Sitting in his cluttered office at the St Francis Xavier Church in Anand, Father Albert Delgado, the parish priest, revels in the fact that 24 hours before polling day, Adivasis are giving both the Congress and the BJP a run for their money - literally.
Fr Delgado has been working
for nearly three decades among tribals in the state, including nearly 20 years in South Gujarat, and is himself much sought after by the two main political parties in Gujarat - for the votes he can help them garner from the Adivasis who believe in him more than they do in politicians.
But these Adivasis are very different from those elsewhere in the country. "Gujarat's Adivasis are not Naxalites. They have a desire to be part of the mainstream and are aware that very little has been done for them in the past 10 years or more. Their ire is more against the government. They may not even be aware of what Narendra Modi stands for. And they are using their vote decisively," says writer-activist Ganesh Devy who has also spent the last three decades working among tribals in Gujarat.
Fr Delgado tries to tell Adivasis that it is morally wrong to accept money from political parties but he has only himself to blame for this transgression of values.

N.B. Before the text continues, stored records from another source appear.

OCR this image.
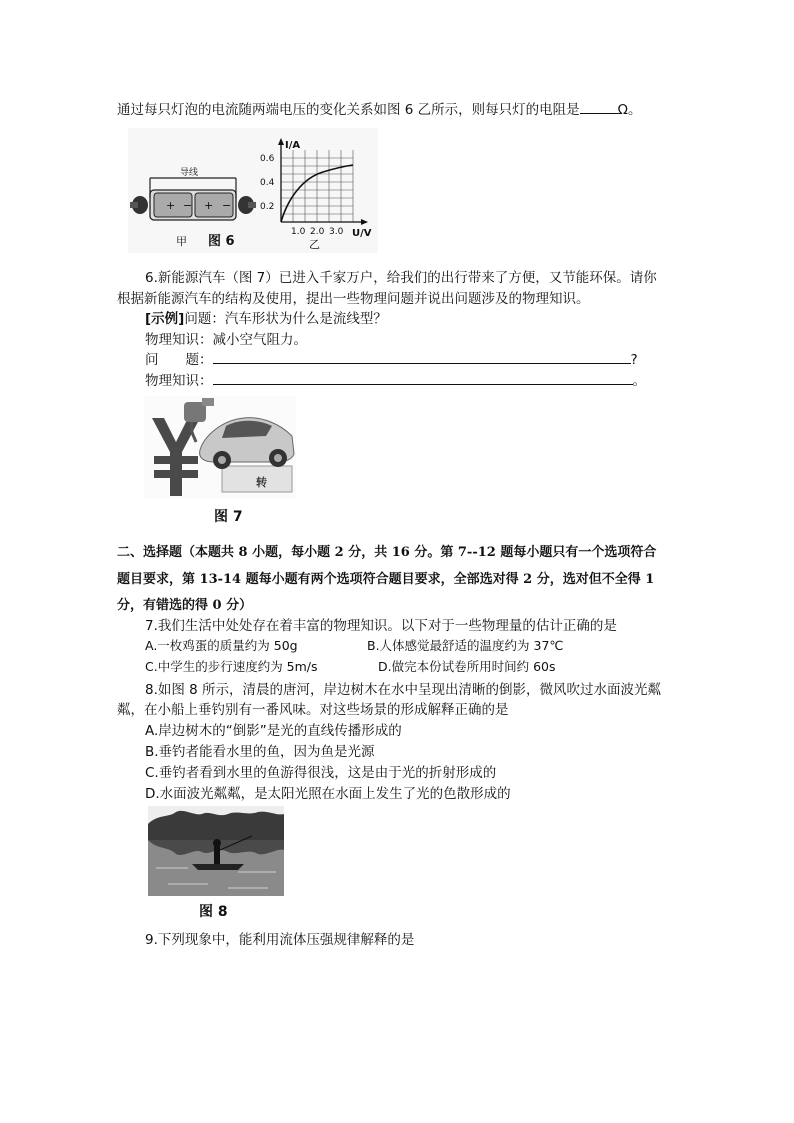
通过每只灯泡的电流随两端电压的变化关系如图 6 乙所示，则每只灯的电阻是	Ω。
+ − + −
导线
甲 图 6
I/A
U/V
0.6
0.4
0.2
1.0 2.0 3.0
乙
6.新能源汽车（图 7）已进入千家万户，给我们的出行带来了方便，又节能环保。请你
根据新能源汽车的结构及使用，提出一些物理问题并说出问题涉及的物理知识。
[示例]问题：汽车形状为什么是流线型？
物理知识：减小空气阻力。
问　　题：	?
物理知识：	。
转
图 7
二、选择题（本题共 8 小题，每小题 2 分，共 16 分。第 7--12 题每小题只有一个选项符合
题目要求，第 13-14 题每小题有两个选项符合题目要求，全部选对得 2 分，选对但不全得 1
分，有错选的得 0 分）
7.我们生活中处处存在着丰富的物理知识。以下对于一些物理量的估计正确的是
A.一枚鸡蛋的质量约为 50g	B.人体感觉最舒适的温度约为 37℃
C.中学生的步行速度约为 5m/s	D.做完本份试卷所用时间约 60s
8.如图 8 所示，清晨的唐河，岸边树木在水中呈现出清晰的倒影，微风吹过水面波光粼
粼，在小船上垂钓别有一番风味。对这些场景的形成解释正确的是
A.岸边树木的“倒影”是光的直线传播形成的
B.垂钓者能看水里的鱼，因为鱼是光源
C.垂钓者看到水里的鱼游得很浅，这是由于光的折射形成的
D.水面波光粼粼，是太阳光照在水面上发生了光的色散形成的
图 8
9.下列现象中，能利用流体压强规律解释的是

The Adivasis have been educated by him and his colleagues, many of them in the English medium. They can read, write and make up their own minds.
"Today is our day," one of the Adivasis tells him. "For five years, the government had been bent on looting us. They take away our lands and other resources. So what's wrong if we relieve them of something one day in five years?"
And since they don't tell who they might vote for, the Bharatiya Janata Party and the Congress can't be sure till the end. That is why the large voter turnout in the first phase has made both Modi and the Congress nervous.